So, if these wide chasms separating regional and Southern literature truly exist, why are the two continuously lumped together? And why are we not abandoning regional entirely in favor of Southern?

As it turns out, Eudora Welty — you know, the Eudora Welty — has a few thoughts on the subject: “Regionalism, I think, is a careless term, as well as a condescending one, because what it does is fail to differentiate between the localized raw material of life and its outcome as art. ‘Regional’ is an outsider’s term; it has no meaning for the insider who is doing the writing” (qtd. in Peden).

Suffice it to say, Welty is not here for your blanket associations.

Instead, Welty has asserted that the only reason an association between regional and Southern literature exists is based solely on a construction perpetuated by those outside of the region.

As opposed to, you know, the writers who actually created the work.

Regionalism, then, can no longer hold any credibility if the insiders, or the writers of the literature, ascribe zero meaning to the term themselves.

Like Welty, celebrated Appalachian author Ron Rash furthers the idea of “gatekeeping” by suggesting that it is not only Southern literature that has been categorized by outsiders, but the writers themselves: “The one thing that bothers me about that term ‘Southern writer’ is that, particularly in the U.S. outside the South, it means that’s all you are. Your work doesn’t transcend the South” (Bjerre).

Rash expands this idea of Southern literature achieving a universality beyond its origins and transcending the South, reasoning that “The best Southern literature transcends the region; it has to” (Bjerre) — a sentiment not only shared by O’Connor and Welty, but put into practice as well.

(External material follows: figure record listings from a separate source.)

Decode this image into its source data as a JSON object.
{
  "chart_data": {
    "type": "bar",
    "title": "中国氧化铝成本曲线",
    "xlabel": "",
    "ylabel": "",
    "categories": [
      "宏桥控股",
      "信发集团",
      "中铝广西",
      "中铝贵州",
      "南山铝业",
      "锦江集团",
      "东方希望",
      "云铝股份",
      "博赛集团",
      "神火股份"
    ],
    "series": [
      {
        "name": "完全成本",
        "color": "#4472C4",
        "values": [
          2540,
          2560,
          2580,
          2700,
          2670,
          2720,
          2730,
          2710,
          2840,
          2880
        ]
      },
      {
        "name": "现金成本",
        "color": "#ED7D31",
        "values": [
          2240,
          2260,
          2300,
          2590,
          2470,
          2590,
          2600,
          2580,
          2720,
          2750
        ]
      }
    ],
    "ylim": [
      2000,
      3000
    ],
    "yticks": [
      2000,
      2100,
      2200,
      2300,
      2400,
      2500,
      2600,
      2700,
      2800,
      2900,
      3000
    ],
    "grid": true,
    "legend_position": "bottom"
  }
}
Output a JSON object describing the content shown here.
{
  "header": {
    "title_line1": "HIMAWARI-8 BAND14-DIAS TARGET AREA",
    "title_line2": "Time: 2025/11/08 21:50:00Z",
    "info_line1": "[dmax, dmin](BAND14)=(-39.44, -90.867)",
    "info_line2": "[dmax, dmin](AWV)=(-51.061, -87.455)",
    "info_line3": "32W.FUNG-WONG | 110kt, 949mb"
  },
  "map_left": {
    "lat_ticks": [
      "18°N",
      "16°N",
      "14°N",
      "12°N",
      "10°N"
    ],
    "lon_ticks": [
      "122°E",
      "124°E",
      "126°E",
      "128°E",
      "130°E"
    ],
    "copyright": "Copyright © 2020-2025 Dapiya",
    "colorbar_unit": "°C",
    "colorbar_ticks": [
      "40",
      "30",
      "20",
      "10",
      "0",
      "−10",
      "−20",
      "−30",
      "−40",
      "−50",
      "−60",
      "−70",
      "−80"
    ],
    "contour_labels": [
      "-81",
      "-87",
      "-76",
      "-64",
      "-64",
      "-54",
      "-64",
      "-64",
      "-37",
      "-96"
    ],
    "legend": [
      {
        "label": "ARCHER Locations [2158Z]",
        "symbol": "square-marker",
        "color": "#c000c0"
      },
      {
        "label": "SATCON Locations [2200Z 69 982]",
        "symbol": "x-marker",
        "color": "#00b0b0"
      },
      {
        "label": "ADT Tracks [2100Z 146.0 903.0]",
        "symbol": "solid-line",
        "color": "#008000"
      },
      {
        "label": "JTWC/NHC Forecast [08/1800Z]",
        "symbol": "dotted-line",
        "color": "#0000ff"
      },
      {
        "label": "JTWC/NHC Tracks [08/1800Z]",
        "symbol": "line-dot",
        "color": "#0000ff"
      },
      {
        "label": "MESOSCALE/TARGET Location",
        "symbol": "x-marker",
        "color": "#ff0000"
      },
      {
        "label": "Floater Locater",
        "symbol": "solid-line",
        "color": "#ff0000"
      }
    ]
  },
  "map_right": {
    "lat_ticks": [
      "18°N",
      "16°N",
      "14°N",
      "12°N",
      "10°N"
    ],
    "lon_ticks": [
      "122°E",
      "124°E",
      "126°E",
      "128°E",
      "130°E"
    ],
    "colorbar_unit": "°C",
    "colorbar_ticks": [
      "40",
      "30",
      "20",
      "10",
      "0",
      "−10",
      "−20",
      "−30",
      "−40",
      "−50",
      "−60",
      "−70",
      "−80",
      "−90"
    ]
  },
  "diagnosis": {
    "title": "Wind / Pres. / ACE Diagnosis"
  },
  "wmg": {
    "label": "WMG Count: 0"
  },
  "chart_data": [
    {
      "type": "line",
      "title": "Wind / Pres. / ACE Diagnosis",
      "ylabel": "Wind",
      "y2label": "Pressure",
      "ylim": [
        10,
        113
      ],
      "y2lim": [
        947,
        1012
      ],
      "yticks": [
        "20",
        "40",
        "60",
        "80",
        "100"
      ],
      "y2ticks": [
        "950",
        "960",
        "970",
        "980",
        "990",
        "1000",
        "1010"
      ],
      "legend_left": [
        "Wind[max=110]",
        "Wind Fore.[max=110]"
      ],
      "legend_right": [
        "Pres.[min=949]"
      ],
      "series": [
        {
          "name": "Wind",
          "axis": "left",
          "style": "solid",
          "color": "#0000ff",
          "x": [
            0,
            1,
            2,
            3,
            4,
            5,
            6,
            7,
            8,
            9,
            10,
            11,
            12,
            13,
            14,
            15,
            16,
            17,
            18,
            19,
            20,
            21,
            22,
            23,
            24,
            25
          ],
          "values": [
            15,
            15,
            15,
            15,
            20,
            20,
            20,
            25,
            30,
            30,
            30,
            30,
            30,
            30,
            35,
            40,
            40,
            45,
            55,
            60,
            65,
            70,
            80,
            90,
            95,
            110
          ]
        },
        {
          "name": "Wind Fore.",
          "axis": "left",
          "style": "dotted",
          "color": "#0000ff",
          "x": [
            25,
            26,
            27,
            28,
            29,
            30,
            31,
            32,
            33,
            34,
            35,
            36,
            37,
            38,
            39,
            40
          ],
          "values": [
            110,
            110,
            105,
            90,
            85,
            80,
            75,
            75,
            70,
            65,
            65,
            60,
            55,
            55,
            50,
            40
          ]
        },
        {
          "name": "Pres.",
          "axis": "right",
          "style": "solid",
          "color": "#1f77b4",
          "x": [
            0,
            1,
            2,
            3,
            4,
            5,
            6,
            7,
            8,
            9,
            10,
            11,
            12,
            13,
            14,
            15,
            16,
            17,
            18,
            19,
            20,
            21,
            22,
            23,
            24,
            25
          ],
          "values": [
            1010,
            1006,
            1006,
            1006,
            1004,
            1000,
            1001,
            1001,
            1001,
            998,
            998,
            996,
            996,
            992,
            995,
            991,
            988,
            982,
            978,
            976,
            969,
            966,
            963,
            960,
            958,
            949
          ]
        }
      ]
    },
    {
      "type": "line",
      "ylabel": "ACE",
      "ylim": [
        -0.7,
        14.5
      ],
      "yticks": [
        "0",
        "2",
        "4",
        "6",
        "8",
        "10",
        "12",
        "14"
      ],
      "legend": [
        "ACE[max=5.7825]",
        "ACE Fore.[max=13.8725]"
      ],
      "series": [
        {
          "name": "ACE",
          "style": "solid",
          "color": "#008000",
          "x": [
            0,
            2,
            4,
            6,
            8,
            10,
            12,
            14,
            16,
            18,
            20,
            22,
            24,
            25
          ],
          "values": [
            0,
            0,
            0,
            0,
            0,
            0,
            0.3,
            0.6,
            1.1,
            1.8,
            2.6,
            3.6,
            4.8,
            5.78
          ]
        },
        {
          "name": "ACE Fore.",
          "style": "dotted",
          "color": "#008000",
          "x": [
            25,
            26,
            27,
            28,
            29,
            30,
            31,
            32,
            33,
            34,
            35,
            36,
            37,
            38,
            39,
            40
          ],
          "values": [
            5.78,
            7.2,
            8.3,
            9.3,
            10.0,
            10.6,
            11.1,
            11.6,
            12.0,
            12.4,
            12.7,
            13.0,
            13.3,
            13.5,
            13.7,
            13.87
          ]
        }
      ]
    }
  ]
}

Perhaps it is within this idea of accession, or lack thereof, that O’Connor found such terror. If she could be reduced to such a simple classification as a mere regional writer by those outside of the South, then what hope might she have had of her writing ever transcending those boundaries?

I reckon that we, as readers, owe it to the writers of Southern literature to respect their wishes regarding their own craft. We ought to not force an association between regional literature and Southern literature in the absence of one.

Or, at the very least, not without pausing to consider whether there should be a delineation to begin with.

As literary citizens, we should continue to relegate literary ownership to the creators beyond just Southern literature. It is the inherent right of all writers, regardless of their origin, to dictate the limits of their own literary horizons. It ain’t our place to say otherwise.

And as Welty implied, to do so would be just plain ignorant.


Works Cited

Bjerre, Thomas Ærvold. “‘The Natural World Is the Most Universal of Languages’: An Interview with Ron Rash.” Appalachian Journal, vol. 34, no. 2, 2007, pp. 216–227. JSTOR, https://www.jstor.org/stable/40934679.

O’Connor, Flannery. “The Fiction Writer & His Country.” Mystery and Manners, edited by Sally and Robert Fitzgerald, Farrar, Straus, and Giroux, 1957.

Peden, William. The American Short Story: Continuity and Change, 1940-1975. Houghton Mifflin, 1975.